Late last year, Docker snapped up cross-cloud container management service Tutum, but it wasn’t clear how the acquired company’s handiwork would manifest under the Docker brand. Tutum was built from the ground up as a Docker tool. It gives visibility into containers, and enables a team to create, start, terminate or redeploy as needed. It also provides a dashboard view of all of the containers under team management. Tutum is now Docker Cloud. Docker Cloud is a new service by Docker that implements all features previously offered by Tutum plus integration with Docker Hub Registry.
A group of us in BC are looking for ways we can provide a more sustainable opened tech infrastructure to BC higher education. We have begun looking for approaches to shared WordPress hosting. I have been playing with Stackfiles and Docker Compose for the last few weeks and starting to get a clearer picture of how we might sustainably provide hosting for both dev and production WordPress hosting for BC open education initiatives.
As well as deploying and managing hosts on the supported cloud providers (EC2, Azure, etc), Docker Cloud can use any Linux host as a node to deploy containers to. For this, you install an agent which will allow you to connect the Docker Cloud dashboard to your infrastructure. I went ahead and connected our new EduCloud node to Docker Cloud last week and started experimenting with how services are managed. Services/sites can be setup directly quickly using the Docker Cloud web interface. Services/sites are managed via ‘stacks’ which are defined using Docker Compose. Compose is a tool for defining and running multi-container Docker applications. This ‘stackfile’ contains the instructions required to pull from required repositories (eg: Docker Hub, Github, etc) and configure your application’s services. Then, using a single command, you can create and start all the services.

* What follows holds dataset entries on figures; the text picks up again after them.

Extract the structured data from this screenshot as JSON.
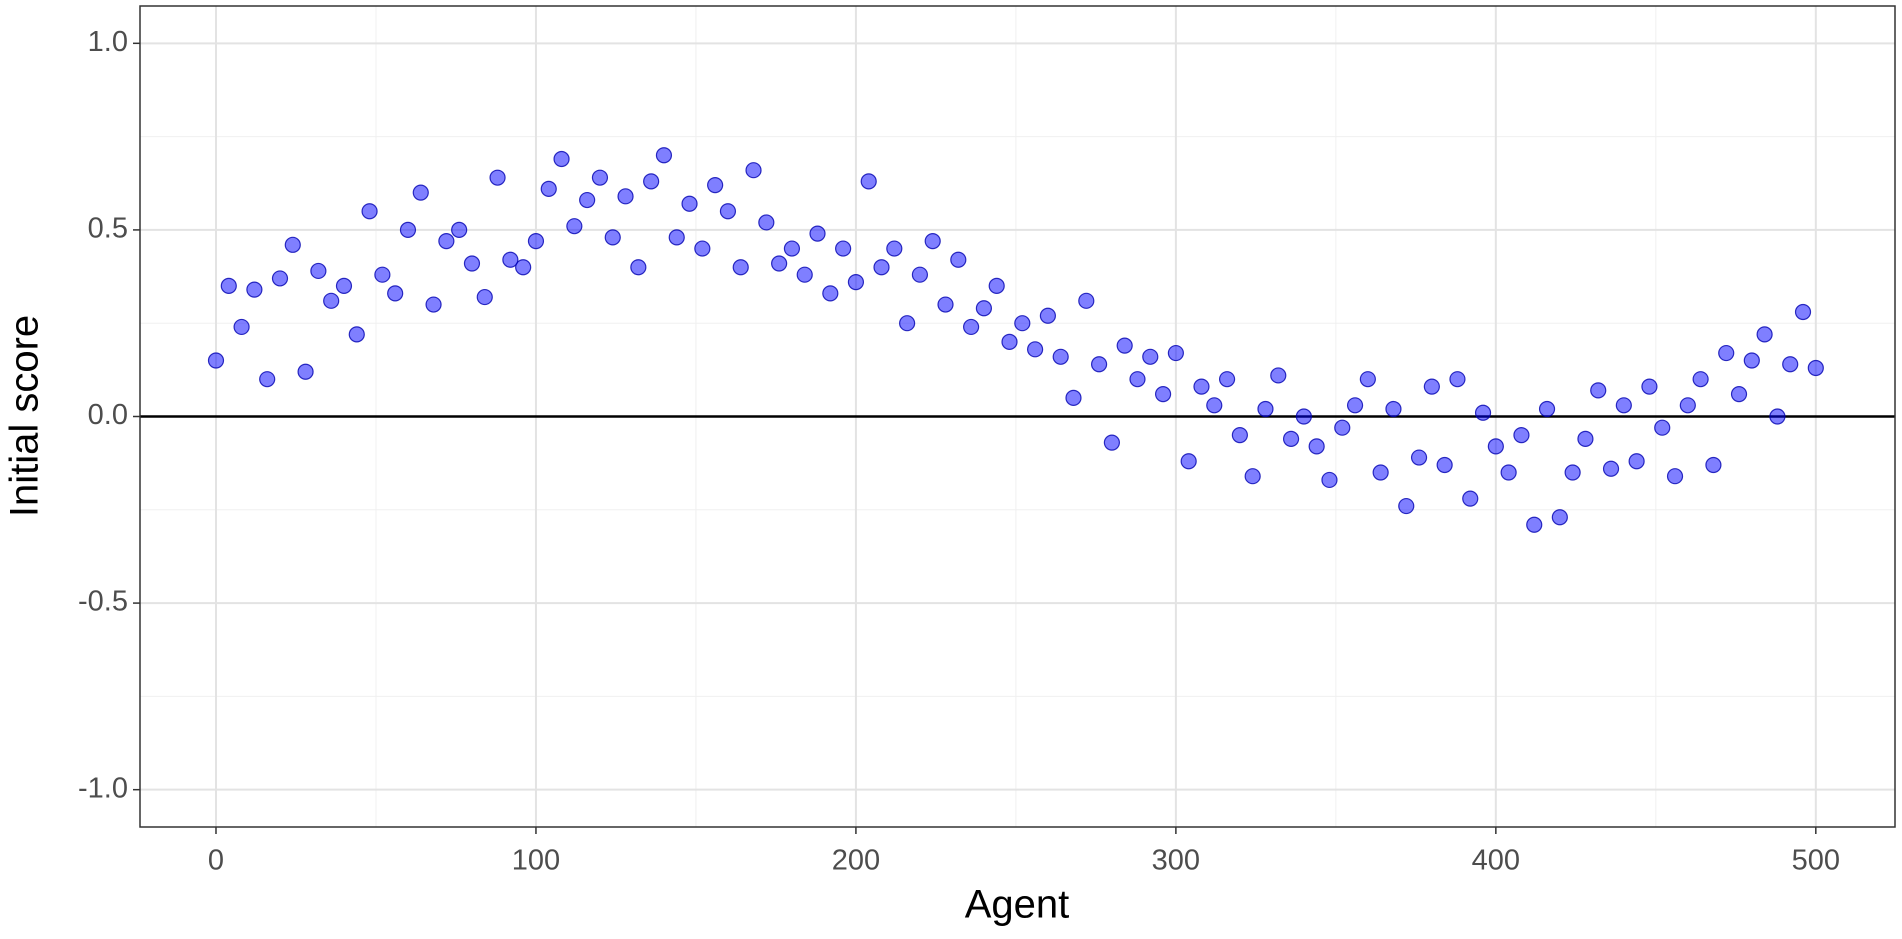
{
  "chart_data": {
    "type": "scatter",
    "x_label": "Agent",
    "y_label": "Initial score",
    "xlim": [
      -23.75,
      524.75
    ],
    "ylim": [
      -1.1,
      1.1
    ],
    "xticks": [
      0,
      100,
      200,
      300,
      400,
      500
    ],
    "yticks": [
      {
        "value": -1,
        "label": "-1.0"
      },
      -0.5,
      {
        "value": 0,
        "label": "0.0"
      },
      0.5,
      {
        "value": 1,
        "label": "1.0"
      }
    ],
    "x_minor_ticks": [
      50,
      150,
      250,
      350,
      450
    ],
    "y_minor_ticks": [
      -0.75,
      -0.25,
      0.25,
      0.75
    ],
    "grid": true,
    "hline": 0,
    "color": "#0000ff",
    "edge_color": "#0000b0",
    "opacity": 0.5,
    "x": [
      0,
      4,
      8,
      12,
      16,
      20,
      24,
      28,
      32,
      36,
      40,
      44,
      48,
      52,
      56,
      60,
      64,
      68,
      72,
      76,
      80,
      84,
      88,
      92,
      96,
      100,
      104,
      108,
      112,
      116,
      120,
      124,
      128,
      132,
      136,
      140,
      144,
      148,
      152,
      156,
      160,
      164,
      168,
      172,
      176,
      180,
      184,
      188,
      192,
      196,
      200,
      204,
      208,
      212,
      216,
      220,
      224,
      228,
      232,
      236,
      240,
      244,
      248,
      252,
      256,
      260,
      264,
      268,
      272,
      276,
      280,
      284,
      288,
      292,
      296,
      300,
      304,
      308,
      312,
      316,
      320,
      324,
      328,
      332,
      336,
      340,
      344,
      348,
      352,
      356,
      360,
      364,
      368,
      372,
      376,
      380,
      384,
      388,
      392,
      396,
      400,
      404,
      408,
      412,
      416,
      420,
      424,
      428,
      432,
      436,
      440,
      444,
      448,
      452,
      456,
      460,
      464,
      468,
      472,
      476,
      480,
      484,
      488,
      492,
      496,
      500
    ],
    "values": [
      0.15,
      0.35,
      0.24,
      0.34,
      0.1,
      0.37,
      0.46,
      0.12,
      0.39,
      0.31,
      0.35,
      0.22,
      0.55,
      0.38,
      0.33,
      0.5,
      0.6,
      0.3,
      0.47,
      0.5,
      0.41,
      0.32,
      0.64,
      0.42,
      0.4,
      0.47,
      0.61,
      0.69,
      0.51,
      0.58,
      0.64,
      0.48,
      0.59,
      0.4,
      0.63,
      0.7,
      0.48,
      0.57,
      0.45,
      0.62,
      0.55,
      0.4,
      0.66,
      0.52,
      0.41,
      0.45,
      0.38,
      0.49,
      0.33,
      0.45,
      0.36,
      0.63,
      0.4,
      0.45,
      0.25,
      0.38,
      0.47,
      0.3,
      0.42,
      0.24,
      0.29,
      0.35,
      0.2,
      0.25,
      0.18,
      0.27,
      0.16,
      0.05,
      0.31,
      0.14,
      -0.07,
      0.19,
      0.1,
      0.16,
      0.06,
      0.17,
      -0.12,
      0.08,
      0.03,
      0.1,
      -0.05,
      -0.16,
      0.02,
      0.11,
      -0.06,
      0.0,
      -0.08,
      -0.17,
      -0.03,
      0.03,
      0.1,
      -0.15,
      0.02,
      -0.24,
      -0.11,
      0.08,
      -0.13,
      0.1,
      -0.22,
      0.01,
      -0.08,
      -0.15,
      -0.05,
      -0.29,
      0.02,
      -0.27,
      -0.15,
      -0.06,
      0.07,
      -0.14,
      0.03,
      -0.12,
      0.08,
      -0.03,
      -0.16,
      0.03,
      0.1,
      -0.13,
      0.17,
      0.06,
      0.15,
      0.22,
      0.0,
      0.14,
      0.28,
      0.13
    ]
  }
}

Once a stackfile is defined, it can be used to deploy and/or redeploy as many copies of an application as you need. I found a ‘ready to deploy’ WordPress stackfile at this registry:
To test out Docker Cloud/Compose on EduCloud I decided to reserve the domain opened.ca, create 2 subdomains, and map a separate WordPress installation to each subdomain. I made 2 DNS entries and pointed them all to our EduCloud host.
Without going too far down the Docker technical docs in this post, it is important to know that traffic between containers & external networks runs on Ports. No 2 containers be exposed on the same public port for HTTP traffic (Port 80/443) without a proxy out in front to handle traffic. To accomplish this I decided to use nginx-proxy, a container running nginx and docker-gen. docker-gen generates reverse proxy configs for nginx and reloads nginx when containers are started and stopped thereby automating all that port mapping between containers and the public IP/Ports. All that is needed to unsure the reverse proxy works properly is to start your WordPress Docker container passing the VIRTUAL_HOST variable.
That means adding 1 line to my Stackfile cribbed from Stackfile.io above and tweaking another:
wordpress: image: tutum/wordpress-stackable:latest links: - db ports: - "5000:80" environment: VIRTUAL_HOST=tannismorgan.opened.ca DB_NAME: wordpress DB_USER: admin DB_PASS: ---------- db: image: tutum/mysql:5.5 environment: MYSQL_PASS: -----------
As I will have 2 stacks, I will need 2 internal ports. For the purposes of this test I am using 5000 and 5001. All of these map to Port 80/443 facing the web. nginx-proxy also needs to know what domains to listen for along with their associated internal port so I added the VIRTUAL_HOST variable and indicated the internal port for the tannismorgan.opened.ca test Wordpress container (5000) to ensure sure the incoming request is routed correctly.
I updated the 2 stackfiles and clicked ‘Create & Deploy’. From start to finish, provisioning these WordPress sites took minutes.
If you geolocate any of these subdomains, you will see that they all indicate they are hosted in Kamloops, BC (when, in fact, they are hosted on EduCloud using clever networking arrangement from TRU-IT folks.)
Docker Cloud could be a dream for multi-tenant WordPress updates/customizations. Simply make an exact copy of an existing WordPress stack, map your new development domain, and deploy your development spaces. When your development is ready for production, change the VIRTUAL_HOST variable on the container to update your domain. Done.
This is a simple example of a multiple MySQL+Wordpress Docker container stack running on EduCloud. There are hundreds of applications available at the Docker Hub. Looking forward to playing more and learning more with Docker Cloud and Docker Compose this week as well as exploring how Docker Cloud might be used for our inter-institutional devops.